Because that creation of heat could be uncomfortable inside a human body, the researchers analyzed the treated mice further to see if the thermogenesis in the belly would produce effects similar to hot flashes.
“Heat production was higher in injected animals, but it was not dramatically higher. So there is some kind of response, but it seems not to be at a magnitude impairing a patient’s well-being,” Ziouzenkova said. “The animals were also moving less than noninjected animals, but in spite of that, they were still able to lose visceral fat.

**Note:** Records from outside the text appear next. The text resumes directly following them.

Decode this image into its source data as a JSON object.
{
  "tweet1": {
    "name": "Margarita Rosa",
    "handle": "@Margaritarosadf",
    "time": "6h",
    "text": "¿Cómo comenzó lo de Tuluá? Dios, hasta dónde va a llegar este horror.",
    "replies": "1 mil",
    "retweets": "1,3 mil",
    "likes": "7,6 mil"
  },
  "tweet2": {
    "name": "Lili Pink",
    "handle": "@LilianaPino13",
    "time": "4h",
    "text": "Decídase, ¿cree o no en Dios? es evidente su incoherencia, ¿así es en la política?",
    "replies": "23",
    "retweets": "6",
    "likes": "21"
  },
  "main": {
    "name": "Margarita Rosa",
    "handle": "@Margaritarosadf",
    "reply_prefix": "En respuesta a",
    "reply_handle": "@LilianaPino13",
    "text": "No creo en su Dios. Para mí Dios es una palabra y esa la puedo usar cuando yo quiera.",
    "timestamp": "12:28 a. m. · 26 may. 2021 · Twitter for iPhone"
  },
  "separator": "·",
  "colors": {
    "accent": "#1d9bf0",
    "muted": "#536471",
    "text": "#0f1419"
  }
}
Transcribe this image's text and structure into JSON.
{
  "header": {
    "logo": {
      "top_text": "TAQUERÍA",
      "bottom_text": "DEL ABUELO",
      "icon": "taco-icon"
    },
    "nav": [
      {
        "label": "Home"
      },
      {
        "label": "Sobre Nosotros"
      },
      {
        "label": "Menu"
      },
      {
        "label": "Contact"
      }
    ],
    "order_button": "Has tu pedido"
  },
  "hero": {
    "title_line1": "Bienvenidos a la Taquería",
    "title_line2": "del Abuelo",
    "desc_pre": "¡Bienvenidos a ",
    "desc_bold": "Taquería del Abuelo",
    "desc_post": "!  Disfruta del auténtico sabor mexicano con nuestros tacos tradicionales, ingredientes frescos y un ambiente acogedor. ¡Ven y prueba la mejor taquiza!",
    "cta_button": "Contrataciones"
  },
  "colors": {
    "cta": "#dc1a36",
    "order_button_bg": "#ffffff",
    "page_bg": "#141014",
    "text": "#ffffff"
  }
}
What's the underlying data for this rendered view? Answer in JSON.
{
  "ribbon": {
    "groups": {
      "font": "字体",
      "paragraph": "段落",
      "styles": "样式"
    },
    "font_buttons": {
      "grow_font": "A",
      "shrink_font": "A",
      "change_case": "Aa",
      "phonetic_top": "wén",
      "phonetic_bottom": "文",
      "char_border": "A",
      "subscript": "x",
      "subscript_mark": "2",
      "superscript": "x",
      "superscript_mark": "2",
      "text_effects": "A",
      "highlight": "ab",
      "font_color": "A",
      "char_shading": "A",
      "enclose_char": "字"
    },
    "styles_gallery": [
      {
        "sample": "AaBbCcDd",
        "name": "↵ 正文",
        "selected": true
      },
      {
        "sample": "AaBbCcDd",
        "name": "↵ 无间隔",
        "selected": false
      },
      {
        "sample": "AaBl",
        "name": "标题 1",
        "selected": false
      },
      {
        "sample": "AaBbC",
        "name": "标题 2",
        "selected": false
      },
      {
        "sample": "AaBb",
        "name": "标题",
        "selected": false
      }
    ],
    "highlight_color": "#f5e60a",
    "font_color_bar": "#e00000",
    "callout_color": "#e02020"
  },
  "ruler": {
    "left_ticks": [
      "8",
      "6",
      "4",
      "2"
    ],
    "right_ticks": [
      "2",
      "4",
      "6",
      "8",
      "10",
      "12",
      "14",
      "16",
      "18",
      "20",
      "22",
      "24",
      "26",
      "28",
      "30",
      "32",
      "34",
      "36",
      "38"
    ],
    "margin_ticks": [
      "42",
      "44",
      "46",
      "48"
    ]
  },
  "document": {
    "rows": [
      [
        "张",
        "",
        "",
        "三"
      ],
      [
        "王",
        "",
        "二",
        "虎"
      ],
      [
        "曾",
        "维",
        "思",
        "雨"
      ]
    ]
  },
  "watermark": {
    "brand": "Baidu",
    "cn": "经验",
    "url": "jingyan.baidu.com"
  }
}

Their glucose tolerance improved, as well, which is probably related to reduced visceral fat.”
Ziouzenkova said she hopes to design additional capsules to target a variety of diseases beyond obesity.
This work was supported by the American Heart Association Great Rivers Affiliate, the National Institutes of Health, a pilot industry partnership grant at the Center for Clinical and Translational Science (funded by the National Center for Advancing Translational Sciences), the Ohio State College of Education and Human Ecology (EHE), a Food Innovation Center Seed grant and an EHE dissertation fellowship.
Ziouzenkova collaborated with several Ohio State scientists on this research, including L. James Lee, director of the NSF Nanoscale Science and Engineering Center for Affordable Nanoengineering of Polymeric Biomedical Devices (NSEC); and Sanjay Rajagopalan, Chandan Sen and Sashwati Roy of the Davis Heart and Lung Research Institute (DHLRI). Additional co-authors include Fangping Yang and David DiSilvestro of the Department of Human Nutrition; Xulang Zhang of the NSEC; Andrei Maiseyeu of the DHLRI; Georgeta Mihai, Santosh Maurya and Muthu Periasamy of the Department of Physiology & Cell Biology; and Rumana Yasmeen and Valerie Bergdall of University Laboratory Animal Resources, all at Ohio State; and Gregg Duester of the Sanford-Burnham Medical Research Institute in La Jolla, Calif.